To blog is to discover…thought un-blocking
Transitions in life can be so releasing, change is freeing, adventurous even. I have been immersed in the Organic leadership blog whilst managing a hand-over period. Is there a down loadable ‘guide to good hand-overs’ out there in the web-verse? Am I hands off enough, have I left enough structure in place for the new incumbent to grasp on to without feeling constrained by my ways, my approaches? I seek comfort in the poetry and poor grammar of the OLB (yes I know my grammars not up to much either, probably like me, Mr Smith [OLB] blogs straight from the brain to the keyboard because it’s such a freeing process, although I’m not sure I expect anyone to read my blog other than myself and internet robots unresponsively garnering info for web geeks). ”There are so many blogs and posts out there that show you how to create a search friendly site that will gain readers rapidly through title selection and linking. The blogs that I read and have seen grow quickly - it is not links or titles that have contributed to their growth as much as the conversations and friendships that are created.” Billy Smith. That sums up my thoughts about work, it’s the shared discoveries, the conversations and friendships that cement our working lives and help build the work we do, taking us from one stage to another, bouying us up, encouraging us on. It’s no good going to a conference if you don’t bother talking to people you don’t know, or going to a meeting if you don’t give a little time to finding out how people present are feeling, even a simple question like ‘did they have a good journey’ helps with perspective.
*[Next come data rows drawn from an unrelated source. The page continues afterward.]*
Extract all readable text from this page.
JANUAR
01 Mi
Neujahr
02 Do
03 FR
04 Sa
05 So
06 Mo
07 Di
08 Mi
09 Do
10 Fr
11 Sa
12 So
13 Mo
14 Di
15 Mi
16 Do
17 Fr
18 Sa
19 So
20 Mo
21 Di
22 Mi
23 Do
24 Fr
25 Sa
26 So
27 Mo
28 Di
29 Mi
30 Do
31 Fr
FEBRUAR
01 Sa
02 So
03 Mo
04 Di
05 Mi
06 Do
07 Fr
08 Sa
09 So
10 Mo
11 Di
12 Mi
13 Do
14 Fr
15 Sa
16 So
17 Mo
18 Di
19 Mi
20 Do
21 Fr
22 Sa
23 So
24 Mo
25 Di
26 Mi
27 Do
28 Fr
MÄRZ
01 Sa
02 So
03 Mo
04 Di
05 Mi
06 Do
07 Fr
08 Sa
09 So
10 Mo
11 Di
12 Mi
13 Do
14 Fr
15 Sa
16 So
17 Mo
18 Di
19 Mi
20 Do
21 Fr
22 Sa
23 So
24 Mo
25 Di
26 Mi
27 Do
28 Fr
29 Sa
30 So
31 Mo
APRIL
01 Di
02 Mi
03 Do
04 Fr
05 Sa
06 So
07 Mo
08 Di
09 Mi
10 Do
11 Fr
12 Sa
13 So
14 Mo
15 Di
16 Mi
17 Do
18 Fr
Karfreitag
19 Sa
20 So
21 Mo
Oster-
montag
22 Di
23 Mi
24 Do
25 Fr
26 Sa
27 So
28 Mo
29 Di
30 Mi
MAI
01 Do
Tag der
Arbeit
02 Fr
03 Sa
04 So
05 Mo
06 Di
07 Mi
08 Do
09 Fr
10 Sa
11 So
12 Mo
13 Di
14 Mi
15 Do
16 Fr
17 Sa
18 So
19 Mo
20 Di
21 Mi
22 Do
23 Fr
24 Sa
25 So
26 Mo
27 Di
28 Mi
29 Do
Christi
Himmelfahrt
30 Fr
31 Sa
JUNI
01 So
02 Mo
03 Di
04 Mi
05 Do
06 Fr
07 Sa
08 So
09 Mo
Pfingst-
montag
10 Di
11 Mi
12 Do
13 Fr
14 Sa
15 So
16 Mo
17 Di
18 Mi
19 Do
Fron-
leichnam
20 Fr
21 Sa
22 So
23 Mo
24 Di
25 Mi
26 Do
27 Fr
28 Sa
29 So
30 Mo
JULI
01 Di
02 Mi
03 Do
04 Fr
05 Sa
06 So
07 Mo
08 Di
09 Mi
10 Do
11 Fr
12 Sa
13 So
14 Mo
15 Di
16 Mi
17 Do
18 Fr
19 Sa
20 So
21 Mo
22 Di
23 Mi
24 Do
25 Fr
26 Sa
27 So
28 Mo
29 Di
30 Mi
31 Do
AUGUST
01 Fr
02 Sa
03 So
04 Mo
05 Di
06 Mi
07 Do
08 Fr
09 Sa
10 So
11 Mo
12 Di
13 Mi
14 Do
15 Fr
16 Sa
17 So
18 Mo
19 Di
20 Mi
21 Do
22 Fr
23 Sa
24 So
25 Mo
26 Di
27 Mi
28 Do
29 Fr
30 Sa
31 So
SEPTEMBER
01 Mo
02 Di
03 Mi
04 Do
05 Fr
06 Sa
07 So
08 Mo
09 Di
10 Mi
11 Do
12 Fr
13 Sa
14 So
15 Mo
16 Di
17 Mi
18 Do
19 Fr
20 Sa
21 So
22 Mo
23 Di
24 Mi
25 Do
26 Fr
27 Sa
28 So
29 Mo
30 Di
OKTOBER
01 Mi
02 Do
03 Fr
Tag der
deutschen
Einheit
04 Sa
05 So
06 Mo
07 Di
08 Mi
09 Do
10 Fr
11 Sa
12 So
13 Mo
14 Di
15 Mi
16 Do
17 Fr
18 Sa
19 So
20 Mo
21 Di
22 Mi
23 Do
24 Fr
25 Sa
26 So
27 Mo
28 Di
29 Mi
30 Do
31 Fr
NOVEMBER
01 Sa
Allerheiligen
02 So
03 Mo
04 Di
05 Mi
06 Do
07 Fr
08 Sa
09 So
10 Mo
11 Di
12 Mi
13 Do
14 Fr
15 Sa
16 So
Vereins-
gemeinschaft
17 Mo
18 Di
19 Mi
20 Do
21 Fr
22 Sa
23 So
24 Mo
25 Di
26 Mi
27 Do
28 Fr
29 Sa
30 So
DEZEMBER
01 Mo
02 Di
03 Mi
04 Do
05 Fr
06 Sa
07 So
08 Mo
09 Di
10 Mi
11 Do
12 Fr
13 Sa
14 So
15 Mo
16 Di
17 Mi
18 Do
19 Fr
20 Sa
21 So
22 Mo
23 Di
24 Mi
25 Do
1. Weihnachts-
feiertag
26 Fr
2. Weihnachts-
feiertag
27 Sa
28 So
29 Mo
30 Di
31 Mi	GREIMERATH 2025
This year I met an ‘information hoarder’, a ‘communication blocker’ it was a shock to discover someone who operated by holding on to information instead of sharing it and who blocked communication by questioning in a challenging manner, turning a conversation into a test, to the point where you had no sense of shared understanding by the end of it and lost the will to talk to them at all. Lovely person, but no fun to work with. Maybe this approach was designed to hide their inexperience or their insecurity in their work environment or perhaps it was a misinterpretation of organic leadership. Could they have been browsing www.theartofleading.net and not fully grasped the point?
- In mechanistic organizations, direction can be deliberately decided and planned.
- In the organic case, direction evolves or emerges through trial and error learning.
- Direction is discovered rather than decided in an organic organization.
- What’s not recognized is that leadership itself is organic in organic organizations.
- Leadership here is the spontaneous action of challenging what someone else is saying and advocating a different idea or direction.
- It’s also the entrepreneurial seizing of opportunities
To quote Mr Smith (again) “We seek so much to be discovered and through seeking we forget, lose one whole dimension of life: the joy of discovering with others. It is through this collaboration that growth, learning, and friendship is created. All of these are so much deeper than ‘being recognized.”